Hace unos días, quizá con una buena intención, el Fiscal General de la República planteó la eliminación en los códigos penales del delito de feminicidio con objeto de remplazarlo, en un código penal único, por el delito de homicidio calificado, ante la dificultad técnica que tiene el Ministerio Público para probar el primero y ante el creciente incremento (135%) en la estadística de ese delito.
La acalorada respuesta no se hizo esperar, llovieron las críticas y descalificaciones por doquier a la propuesta y a su autor, cuyas explicaciones poco o nada han ayudado a aligerar la indignación de sectores diversos, particularmente activistas y organizaciones feministas. Definitivamente, el momento no fue el más oportuno para sugerir tal medida, dado el ambiente de reclamo generado desde hace meses, siguiendo el ejemplo chileno, en un contexto de violencia y acoso contra mujeres, que ha tenido efectos naturales en otros sectores como el de la Universidad Nacional, en donde la demanda estudiantil contra la violencia de género se ha visto enrarecida por el vandalismo con una motivación e intencionalidad aún incomprensibles.
Si la propuesta por sí misma no fuera suficiente para el encendido rechazo social, la reciente filtración de imágenes en redes sociales sobre el macabro y brutal asesinato de Ingrid Escamilla el fin de semana pasado, vino a incentivar la ferocidad de la oposición a la propuesta exponiendo una vez más, con crudeza, la realidad de un fenómeno delictivo que va al alza.
El objetivo de reformar los códigos para dar una nueva tipificación, tal como se entiende, sería el de mostrar una reducción en las estadísticas, toda vez que los agentes del ministerio público tienen dificultad para diferenciar el homicidio de una mujer que no se comete por razón de su género, del que si se comete por esta razón y aportar la evidencia necesaria para judicializar los casos.

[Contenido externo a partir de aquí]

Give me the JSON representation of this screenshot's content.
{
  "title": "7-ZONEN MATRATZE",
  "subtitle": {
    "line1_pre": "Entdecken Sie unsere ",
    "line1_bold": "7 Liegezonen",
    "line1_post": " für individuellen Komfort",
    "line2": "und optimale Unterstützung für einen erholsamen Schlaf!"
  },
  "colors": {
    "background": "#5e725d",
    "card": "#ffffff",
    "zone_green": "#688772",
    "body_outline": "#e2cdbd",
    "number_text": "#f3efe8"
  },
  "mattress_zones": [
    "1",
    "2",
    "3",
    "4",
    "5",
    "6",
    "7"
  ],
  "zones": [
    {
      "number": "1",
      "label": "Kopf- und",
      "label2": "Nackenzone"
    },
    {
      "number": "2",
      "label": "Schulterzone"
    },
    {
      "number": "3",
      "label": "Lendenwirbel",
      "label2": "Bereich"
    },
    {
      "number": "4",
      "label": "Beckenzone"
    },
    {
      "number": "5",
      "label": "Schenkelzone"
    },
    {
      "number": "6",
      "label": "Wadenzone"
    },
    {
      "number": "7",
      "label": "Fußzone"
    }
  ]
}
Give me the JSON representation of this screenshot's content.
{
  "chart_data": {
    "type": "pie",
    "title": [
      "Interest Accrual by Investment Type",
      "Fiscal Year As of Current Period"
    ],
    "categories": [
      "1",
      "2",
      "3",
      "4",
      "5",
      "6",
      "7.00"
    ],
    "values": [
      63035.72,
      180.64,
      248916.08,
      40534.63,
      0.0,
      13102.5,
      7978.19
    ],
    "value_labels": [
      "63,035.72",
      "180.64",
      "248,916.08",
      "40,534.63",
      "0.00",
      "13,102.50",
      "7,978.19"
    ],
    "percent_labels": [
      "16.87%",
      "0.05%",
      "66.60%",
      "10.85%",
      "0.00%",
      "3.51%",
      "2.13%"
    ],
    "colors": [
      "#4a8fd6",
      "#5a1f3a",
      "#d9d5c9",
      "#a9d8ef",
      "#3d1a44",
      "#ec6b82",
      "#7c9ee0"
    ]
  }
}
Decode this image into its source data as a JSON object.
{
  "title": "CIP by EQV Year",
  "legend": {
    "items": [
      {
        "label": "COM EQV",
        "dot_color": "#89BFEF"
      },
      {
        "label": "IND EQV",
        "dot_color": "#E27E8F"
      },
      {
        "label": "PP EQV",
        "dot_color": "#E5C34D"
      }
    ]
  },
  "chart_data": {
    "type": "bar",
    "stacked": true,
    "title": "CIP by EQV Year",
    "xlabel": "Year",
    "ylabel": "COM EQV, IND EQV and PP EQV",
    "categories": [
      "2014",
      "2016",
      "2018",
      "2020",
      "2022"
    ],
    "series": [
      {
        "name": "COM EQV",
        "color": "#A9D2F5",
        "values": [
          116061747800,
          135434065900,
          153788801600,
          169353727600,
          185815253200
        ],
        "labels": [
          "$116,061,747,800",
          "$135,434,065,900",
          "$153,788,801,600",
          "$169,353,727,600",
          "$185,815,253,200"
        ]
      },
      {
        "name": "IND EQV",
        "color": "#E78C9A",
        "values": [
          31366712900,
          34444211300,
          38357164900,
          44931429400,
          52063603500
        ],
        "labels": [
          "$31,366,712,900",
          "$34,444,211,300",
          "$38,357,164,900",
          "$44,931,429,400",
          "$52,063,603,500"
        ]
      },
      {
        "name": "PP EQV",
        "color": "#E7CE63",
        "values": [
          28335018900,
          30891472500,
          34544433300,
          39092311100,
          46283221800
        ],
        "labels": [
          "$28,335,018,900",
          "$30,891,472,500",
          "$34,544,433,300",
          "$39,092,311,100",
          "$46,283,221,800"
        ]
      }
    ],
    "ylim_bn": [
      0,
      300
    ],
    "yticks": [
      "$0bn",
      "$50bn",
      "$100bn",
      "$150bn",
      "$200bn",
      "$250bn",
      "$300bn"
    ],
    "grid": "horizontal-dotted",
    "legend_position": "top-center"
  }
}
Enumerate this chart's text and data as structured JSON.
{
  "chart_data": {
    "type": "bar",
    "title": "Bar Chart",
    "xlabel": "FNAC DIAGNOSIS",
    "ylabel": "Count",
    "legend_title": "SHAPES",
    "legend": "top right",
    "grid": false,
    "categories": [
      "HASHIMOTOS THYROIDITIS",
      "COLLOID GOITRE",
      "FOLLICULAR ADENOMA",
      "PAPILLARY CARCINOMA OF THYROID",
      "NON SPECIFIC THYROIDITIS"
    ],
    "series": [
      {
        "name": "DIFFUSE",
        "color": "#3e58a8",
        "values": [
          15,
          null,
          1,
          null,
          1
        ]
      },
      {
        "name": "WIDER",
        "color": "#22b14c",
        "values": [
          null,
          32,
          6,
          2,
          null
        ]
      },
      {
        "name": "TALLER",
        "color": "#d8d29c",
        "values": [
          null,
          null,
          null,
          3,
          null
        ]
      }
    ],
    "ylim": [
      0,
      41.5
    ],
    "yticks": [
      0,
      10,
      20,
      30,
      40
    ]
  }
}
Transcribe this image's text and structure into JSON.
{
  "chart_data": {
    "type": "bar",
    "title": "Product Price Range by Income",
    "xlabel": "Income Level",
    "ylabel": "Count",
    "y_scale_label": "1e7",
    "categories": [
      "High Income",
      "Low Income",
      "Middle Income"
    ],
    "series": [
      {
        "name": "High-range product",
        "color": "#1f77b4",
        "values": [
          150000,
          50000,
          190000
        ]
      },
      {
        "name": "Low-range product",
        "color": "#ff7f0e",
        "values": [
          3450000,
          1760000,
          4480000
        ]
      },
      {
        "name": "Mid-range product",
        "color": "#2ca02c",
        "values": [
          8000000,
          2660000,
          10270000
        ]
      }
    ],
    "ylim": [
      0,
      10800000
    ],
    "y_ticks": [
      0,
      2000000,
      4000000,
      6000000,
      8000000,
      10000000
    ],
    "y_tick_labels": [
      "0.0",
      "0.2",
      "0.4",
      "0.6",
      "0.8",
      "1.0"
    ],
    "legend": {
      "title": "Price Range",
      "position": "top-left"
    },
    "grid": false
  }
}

Ello implica que se clasifique como feminicidio, cualquier caso en que sea asesinada una mujer, lo que incrementa la estadística.
La pregunta es si lo que se busca es dar más certeza y contundencia a las acciones de prevención y persecución de estos delitos y en su caso al castigo de los culpables o simplemente mostrar la eficiencia de los órganos responsables de procurar y administrar la justicia mediante cifras menos preocupantes.
Lo primero es, desde luego, lo deseable, la contundencia y eficacia en la aplicación de la ley, evitando la impunidad de los criminales y, consecuentemente, el incentivo perverso para delinquir. Lo segundo, significaría, sencillamente, la edulcoración de la realidad a través de números pretendidamente más amables, la exhibición de una eficiencia aritmética que muestre resultados a la baja en la violencia de género, útil quizá para la comunicación política, pero no para la transformación práctica de la realidad social que enfrenta la mujer en nuestro país.
El tema subió tanto de tono que el Jefe del Ejecutivo tuvo que salir a declarar enfáticamente que la sugerencia de reforma del fiscal no se realizaría, la razón es que, fue explícito, aun cuando se lleve a cabo una reforma buena, “se puede mal interpretar” por lo que se mantiene, porque si se tiene esta “situación especial en la universidad… que las cosas queden como están”, señaló el mandatario, aunque el debate ha continuado.
La tentación reformadora está en el ADN de la política mexicana, no es una novedad. La proclividad a modificar la norma en cada administración es añeja, tal vez sea ése el origen de muchos de los males que hemos padecido como sociedad al tratar de amoldar la ley a los intereses personales o de grupo en el ejercicio del poder antes que cumplirla y hacerla cumplir a cabalidad.
El espíritu de la ley, desde el marco constitucional, es establecer las reglas del juego para orientar el intercambio social en un ambiente de armonía razonable, al brindar certeza y límites sobre los derechos y responsabilidades de las personas y las entidades públicas, así como las sanciones a quienes transgreden el pacto social; modificarla continuamente ocasiona desarreglos, incertidumbre y miedo.
El justo reclamo de las mujeres por una vida con respeto y libre de feminicidio y violencia, no puede atenderse con un sencillo cambio de tipo penal ni con la negación de la realidad, sino con acciones reales, patentes y contundentes desde la cúpula hasta la base ante un fenómeno social y cultural complejo.